The Daily Item, Sunbury, PA

June 17, 2013

Hard to argue that

By Gary Grossman
The Daily Item

— It was, once upon a time, the fashion in some newspapers to write scathing editorials. Crusty, cynical, hard-bitten and world-weary is the ironic pose for inexperience.  It produces chiding, demeaning and accusatory comment, usually ending with a call for somebody’s ouster.

Time for Eric Holder to go. That sort of thing.

Three inhibiting experiences have always stood in my way.

I worked for an owner early on who actually had a written newspaper philosophy that cautioned his editors against “becoming a common scold.” Good, direct advice.

The first black woman to run a government department in a community still marked by antebellum characteristics who was the target of a whisper campaign explained her Zen to me by quoting her mother saying, “If you are throwing mud, you are losing ground.” I could not argue with that. Neither can you. Thanks, mom.

Finally, there are all the dogs I have ever known — and there have been many — who naturally divide the world in two — petters and non-petters. Petters, good. Nonpetters, evil.  Dogs have proven to be unerring in their judgment.

I am not good at imparting, but I do like to receive and absorb instructions that defy argument. There was once a newspaper editor named Mel Toadvine who, when speaking of deadlines, said, “Since we have to go some time, why don’t we go on time?”

I never actually met Mel, but his words lived on in the lives of those who heard them — or, in your case, just read them.

“Everybody Smokes in Hell” is the catchy title of a book by John Ridley, which I read. Critics all agreed that the cover, at least, was a grabber, which it was, because it was hard to argue.

Last week, when the world tilted under the news that the National Security Administration was everywhere at all times listening and recording everything (hi, guys!), there was a sudden confusion of ideology and enemies as people slid up and down the spectrum between liberty and security and found themselves on the same side as someone they detest.

In an accidental search for ironclad instruction for this phenomenon, I found Erik Larson’s facebook page. Larson is a greatly skilled one-time newspaperman who researches and writes fantastically researched and detailed books.

You may recognize “Devil in the White City: Murder, Magic and Madness at the Fair That Changed America,” Larson’s account of our first famous serial murderer luring young women to their deaths on the fringes of the great Chicago World’s Fair of 1893.

Larson’s current best seller, “In the Garden of the Beasts: Love, Terror and an American Family in Hitler’s Berlin,” is about ambassador William Dodd and his fetching and romantically adventurous 24-year-old daughter in 1933, the first year Hitler was in power, as Germany’s enthralling transformation gradually turned to terror on a scale no one could have imagined.

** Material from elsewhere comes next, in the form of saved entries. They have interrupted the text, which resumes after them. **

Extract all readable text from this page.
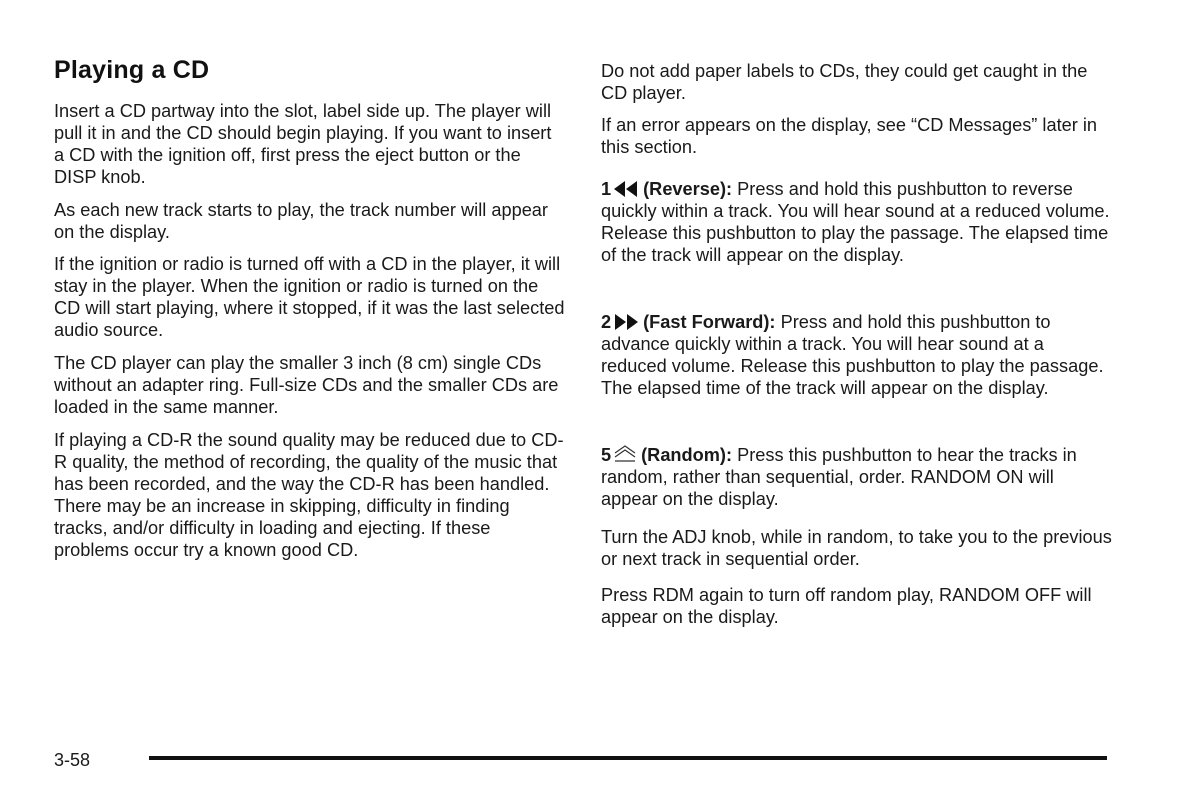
Playing a CD

Insert a CD partway into the slot, label side up. The player will pull it in and the CD should begin playing. If you want to insert a CD with the ignition off, first press the eject button or the DISP knob.

As each new track starts to play, the track number will appear on the display.

If the ignition or radio is turned off with a CD in the player, it will stay in the player. When the ignition or radio is turned on the CD will start playing, where it stopped, if it was the last selected audio source.

The CD player can play the smaller 3 inch (8 cm) single CDs without an adapter ring. Full-size CDs and the smaller CDs are loaded in the same manner.

If playing a CD-R the sound quality may be reduced due to CD-R quality, the method of recording, the quality of the music that has been recorded, and the way the CD-R has been handled. There may be an increase in skipping, difficulty in finding tracks, and/or difficulty in loading and ejecting. If these problems occur try a known good CD.

Do not add paper labels to CDs, they could get caught in the CD player.

If an error appears on the display, see “CD Messages” later in this section.

1 (Reverse): Press and hold this pushbutton to reverse quickly within a track. You will hear sound at a reduced volume. Release this pushbutton to play the passage. The elapsed time of the track will appear on the display.

2 (Fast Forward): Press and hold this pushbutton to advance quickly within a track. You will hear sound at a reduced volume. Release this pushbutton to play the passage. The elapsed time of the track will appear on the display.

5 (Random): Press this pushbutton to hear the tracks in random, rather than sequential, order. RANDOM ON will appear on the display.

Turn the ADJ knob, while in random, to take you to the previous or next track in sequential order.

Press RDM again to turn off random play, RANDOM OFF will appear on the display.

3-58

In 1994, Larson published a book called “The Naked Consumer” about how our private lives became public commodities through techniques that scooped and translated data into behavior-based marketing. In that, he developed four laws of data, which he recalled on his facebook page after the revelations of recent days. Here they are:

- The First Law (Larson’s Law of Data Coalescence): Data MUST seek and merge with complementary data.

- The Second Law: Data ALWAYS will be used for purposes other than originally intended.

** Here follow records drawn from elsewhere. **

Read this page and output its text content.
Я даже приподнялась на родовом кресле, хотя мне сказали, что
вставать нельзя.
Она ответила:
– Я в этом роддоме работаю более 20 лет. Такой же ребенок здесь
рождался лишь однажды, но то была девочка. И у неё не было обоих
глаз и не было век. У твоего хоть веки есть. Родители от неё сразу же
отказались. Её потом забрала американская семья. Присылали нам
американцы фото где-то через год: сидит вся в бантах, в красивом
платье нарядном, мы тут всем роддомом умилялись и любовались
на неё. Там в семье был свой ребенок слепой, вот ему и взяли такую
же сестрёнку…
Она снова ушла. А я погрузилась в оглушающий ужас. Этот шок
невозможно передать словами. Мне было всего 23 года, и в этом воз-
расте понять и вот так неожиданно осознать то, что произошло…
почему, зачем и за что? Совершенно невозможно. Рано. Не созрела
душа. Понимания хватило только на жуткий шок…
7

- The Third Law: Data collected about individuals WILL be used to cause harm to one or more members of the group who provided the information or about whom it was collected, be it minor (the aggravation of targeted junkmail) or major (having your bank account emptied by a hacker).

- The Fourth Law: Confidential information is confidential only until someone decides it’s not.

If this is the way data trolling performs — and it is hard to argue that it doesn’t — then regardless of where we find ourselves on the liberty-security ideology grid, we cannot be happy that the NSA is banking everything we do.

According to Larson’s laws of data, what the NSA is gathering and storing is going to be packaged, redirected, harmful and revealed.